Thursday, June 19, 2008

TechTeaching

I'm especially interested in what to call technology-based composition teaching. It seems to me that teaching with technology is not simply the addition of a tool to the traditional classroom work. Nor is it enough to say, we only should use a technology if it helps us achieve our traditional composition teaching goals. Because I believe that technology changes what our goals for teaching are and what those goals should be.

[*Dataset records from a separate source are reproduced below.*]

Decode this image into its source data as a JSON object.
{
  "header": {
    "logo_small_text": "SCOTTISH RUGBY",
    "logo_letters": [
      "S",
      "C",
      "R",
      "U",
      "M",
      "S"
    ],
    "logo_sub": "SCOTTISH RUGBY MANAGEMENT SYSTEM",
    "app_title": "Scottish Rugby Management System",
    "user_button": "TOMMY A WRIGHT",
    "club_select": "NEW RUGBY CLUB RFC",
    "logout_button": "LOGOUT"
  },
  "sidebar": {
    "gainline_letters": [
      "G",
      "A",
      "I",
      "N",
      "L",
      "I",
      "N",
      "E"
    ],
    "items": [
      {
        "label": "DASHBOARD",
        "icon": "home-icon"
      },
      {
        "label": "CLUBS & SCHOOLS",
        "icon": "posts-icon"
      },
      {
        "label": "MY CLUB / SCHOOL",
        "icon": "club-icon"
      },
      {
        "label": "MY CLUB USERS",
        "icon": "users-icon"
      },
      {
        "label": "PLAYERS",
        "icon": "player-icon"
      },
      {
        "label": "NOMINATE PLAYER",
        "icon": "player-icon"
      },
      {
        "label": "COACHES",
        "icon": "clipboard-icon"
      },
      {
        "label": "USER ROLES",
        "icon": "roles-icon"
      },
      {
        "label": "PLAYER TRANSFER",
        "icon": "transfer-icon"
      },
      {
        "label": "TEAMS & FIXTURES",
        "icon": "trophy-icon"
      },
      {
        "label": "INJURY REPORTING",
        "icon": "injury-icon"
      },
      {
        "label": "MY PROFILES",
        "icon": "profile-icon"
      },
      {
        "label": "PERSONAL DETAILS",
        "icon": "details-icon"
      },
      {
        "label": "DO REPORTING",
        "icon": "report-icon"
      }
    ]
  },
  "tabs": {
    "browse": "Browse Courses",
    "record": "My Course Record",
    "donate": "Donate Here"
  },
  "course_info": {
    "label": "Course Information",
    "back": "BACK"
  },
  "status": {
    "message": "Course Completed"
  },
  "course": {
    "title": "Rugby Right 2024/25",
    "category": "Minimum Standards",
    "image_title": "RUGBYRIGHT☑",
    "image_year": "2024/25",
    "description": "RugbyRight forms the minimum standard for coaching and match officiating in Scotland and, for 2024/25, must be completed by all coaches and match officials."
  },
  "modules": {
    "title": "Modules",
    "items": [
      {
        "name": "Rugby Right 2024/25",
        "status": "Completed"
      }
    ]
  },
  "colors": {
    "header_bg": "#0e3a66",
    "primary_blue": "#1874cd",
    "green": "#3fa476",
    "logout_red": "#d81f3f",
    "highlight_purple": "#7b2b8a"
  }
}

Teaching with technology tends to radically alter the learning environment. It facilitates active work by students, whether that is clicking links and reading or word processing. That can be a problem if students multi-task to check their fantasy football roster while they also are supposed to be reading over someone's draft. But if we are modeling "real life" to any extent in the classroom, multi-tasking is the work mode of the age. So I like to give students multiple tasks that help them experiment with a range of ways to learn and think about any given topic. This also helps decenter the classroom, to an extent, by making students' own work as much a focus of a class as my teacher talk.

But I'm not yet sure what to call this pedagogy as I'm not totally happy with the terms I've seen used. Do you have any suggestions?

Monday, June 9, 2008

IUP

So far, I have enjoyed my time at IUP.

First Post

Hello, this is my first entry to test using blogger.com. This semester, doctoral students in the course English 808: Literacy & Technology will be using blogs to track their evolving understandings of research methodologies and technology theory.